Anyway, Drupal disallows an empty password regardless (but the native form error on the password field is thrown after the session is created, so it's useless in this context) -- why can't we just check for the existence of the password at the beginning of _ldap_authentication_user_login_authenticate_validate and return false if it's empty? That saves us the expense of processing the rest of the code and is a safer solution.

johnbarclay’s picture

Priority: Normal » Critical

Your suggestion is right on. Check for empty password in the ldap code. We can't rearrange the order of the validation, because drupal core user module validation isn't implemented correctly.

johnbarclay’s picture

Status: Active » Postponed (maintainer needs more info)

I can't reproduce this. Can you do the following:

- give more details on your configuration and any other authentication modules in use.
- if you are able to trace php, see where in ldap_authentication.inc _ldap_authentication_user_login_authenticate_validate the function is exited that would help. Also check if $form_state['uid'] has a value going into the function.

If you can't trace php, you can enable ldap_help and detailed logging and attach the watchdog log from authentication, that would help.

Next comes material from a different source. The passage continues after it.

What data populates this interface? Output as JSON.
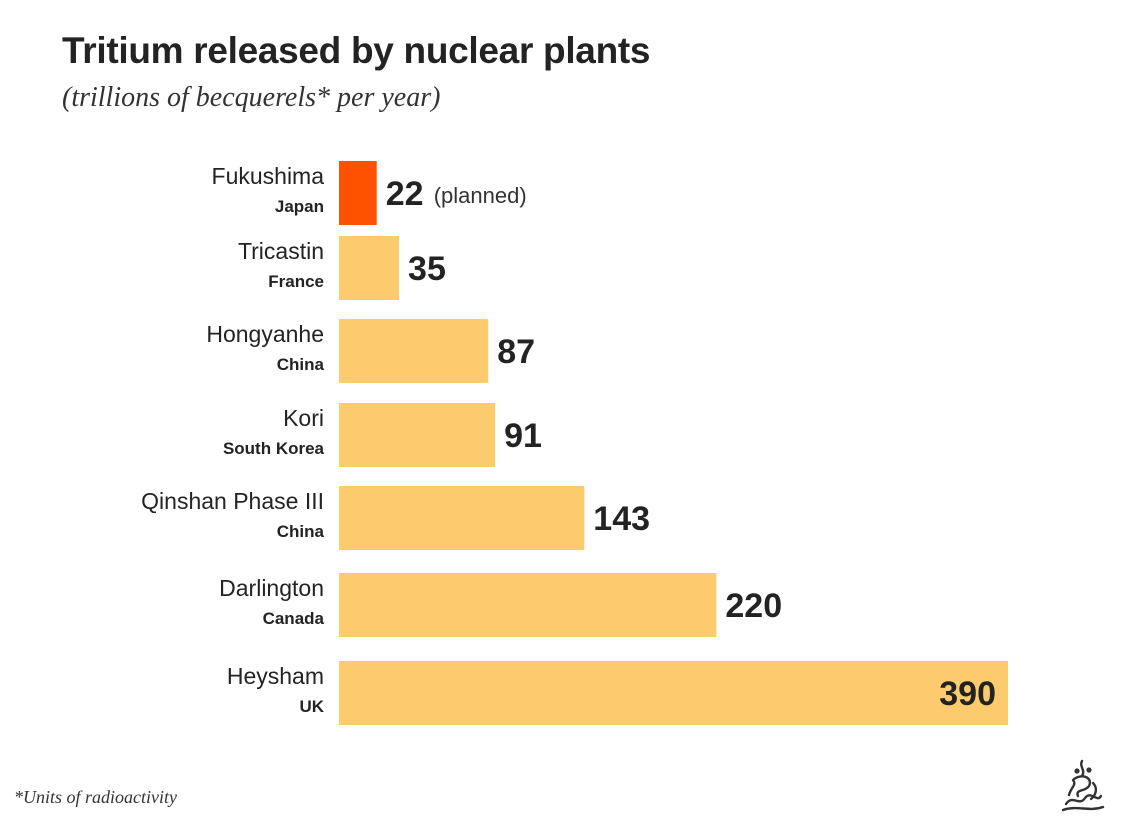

Attached is a patch for 7.x-2.0-dev that could be hand applied to 7.x-1.x also. It has a couple more checks for empty passwords, for non sso cases. We can't just check for empty passwords because of sso.

johnbarclay’s picture

Title: login with empty password creates user session » LDAP Authentication: login with empty password creates user session
Status: Postponed (maintainer needs more info) » Closed (duplicate)

The patches to the 7.x-2.x-dev and 7.x-1.x-dev dealt with this. This was a result of a similar issue #1920094: ldap authentication: allow login with null byte - null byte attack which at its root was en empty password fooling ldap binding into using an anonymous bind. Please test, but continue on that issue.